Quand Hitler ferma le Bauhaus, le couple (Anni rappelons-le était juive) émigra en 1933 aux Etats-Unis à l’invitation de l'architecte Philip Johnson, alors au MoMA. Ils devinrent professeurs du mythique Black Mountain College, là où vinrent étudier John Cage, Merce Cunningham et Rauschenberg. Un collège à l’enseignement d’avant-garde, où le couple joua un rôle essentiel.
ils étaient de formidables professeurs et avaient comme objectif: « To open eyes" .
L'exposition présente en alternance et chronologiquement les oeuvres de l'un et de l'autre. Elle insiste à juste titre, avec des films et documents, sur leur enseignement. Anni Albers disait: "Les oeuvres d'art nous apprennent ce qu'est le courage. Nous devons aller là où personne ne s'est aventuré avant nous". Et Josef Albers : "Apprenez à voir et à ressentir la vie, cultivez votre imagination, parce qu'il y a encore des merveilles dans le monde, parce que la vie est un mystère et qu'elle le restera".
Josef et Anni Albers furent très vite fascinés par le Mexique où ils se rendirent 14 fois pour de longs voyages. Ils en ramenèrent des milliers de photographies et plus de mille objets précolombiens (de magnifiques objets sont montrés à l’expo) dont de nombreux textiles (plus précieux chez les Incas que l’or).
Ils ont exprimé le lien très étroit entre l'art des grandes figures modernistes, les leçons du Bauhaus (formes simplifiées, fonctionnalité, "moyens minimum pour une efficacité maximale" ) et l'art des précolombiens : mêmes jeux de lignes et de couleurs, même sérialité.
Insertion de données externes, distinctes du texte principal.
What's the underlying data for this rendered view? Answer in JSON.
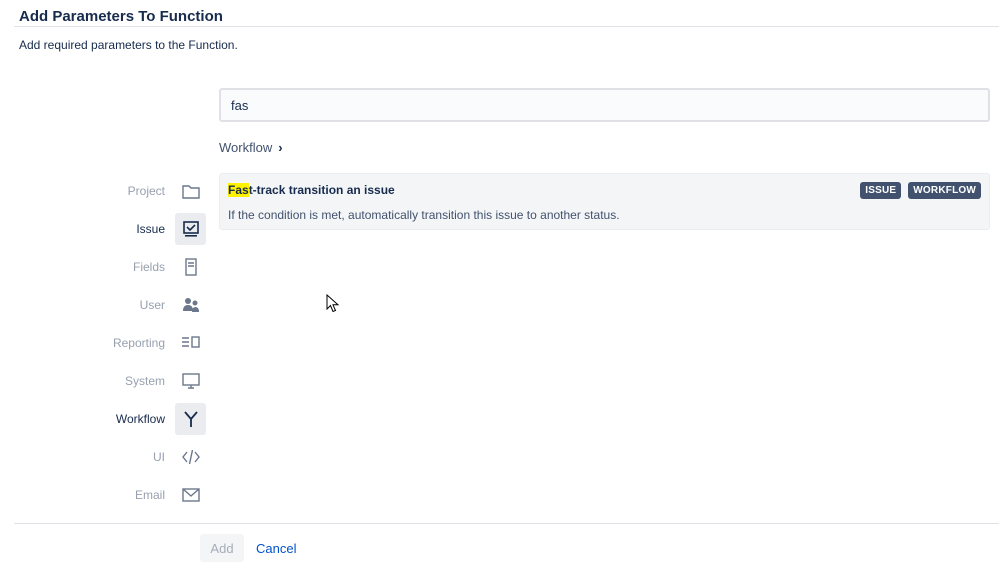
{
  "dialog": {
    "title": "Add Parameters To Function",
    "subtitle": "Add required parameters to the Function."
  },
  "search": {
    "value": "fas",
    "placeholder": ""
  },
  "breadcrumb": {
    "label": "Workflow",
    "chevron_icon": "chevron-right-icon"
  },
  "categories": [
    {
      "label": "Project",
      "icon": "folder-icon",
      "active": false
    },
    {
      "label": "Issue",
      "icon": "issue-screen-icon",
      "active": true
    },
    {
      "label": "Fields",
      "icon": "document-icon",
      "active": false
    },
    {
      "label": "User",
      "icon": "users-icon",
      "active": false
    },
    {
      "label": "Reporting",
      "icon": "report-list-icon",
      "active": false
    },
    {
      "label": "System",
      "icon": "monitor-icon",
      "active": false
    },
    {
      "label": "Workflow",
      "icon": "branch-icon",
      "active": true
    },
    {
      "label": "UI",
      "icon": "code-icon",
      "active": false
    },
    {
      "label": "Email",
      "icon": "envelope-icon",
      "active": false
    }
  ],
  "result": {
    "title_highlight": "Fas",
    "title_rest": "t-track transition an issue",
    "description": "If the condition is met, automatically transition this issue to another status.",
    "tags": [
      "ISSUE",
      "WORKFLOW"
    ]
  },
  "footer": {
    "add_label": "Add",
    "cancel_label": "Cancel"
  },
  "colors": {
    "text_primary": "#172b4d",
    "text_muted": "#97a0af",
    "tag_bg": "#42526e",
    "highlight": "#fff200",
    "link": "#0052cc"
  }
}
C'est très troublant et cela démontre l'influence de cet art si ancien sur l'Art moderne (comme les Albers l'écrivaient à Kandinsky et Klee). C'était le credo des Albers qui répétaient que "l' art est partout".
Anni à la Tate
Jamais ils ne réalisèrent d’œuvres communes (sauf la décoration des œufs de Pâques !), mais on voit à Paris, qu’ils avaient une même inspiration. Anni Albers expliquait qu’au cœur de leur esthétique se trouvait le souvenir des façades et de motifs géométriques des toits des bâtiments romans et gothiques de Florence où ils avaient passé leur lune de miel en 1925.
L’exposition rend bien hommage à ce couple exemplaire. Si longtemps Josef était le plus connu avec ses hommages au carré, qui sont autant d’exercices sur les couleurs et des tableaux de pure contemplation esthétique, ces dernières années, avec la grande expo à la Tate à Londres, c’est nettement Anni qui prime. Elle a réinventé reste une grande inspiratrice pour les artistes d'aujourd'hui travaillant le textile.
A leur mort, les époux léguèrent leur collection à une Fondation qui propose des résidences d’artistes et organise des riches expositions comme celle-ci.
Anni et Josef Albers, Musée d’Art moderne de Paris, jusqu’au 9 janvier.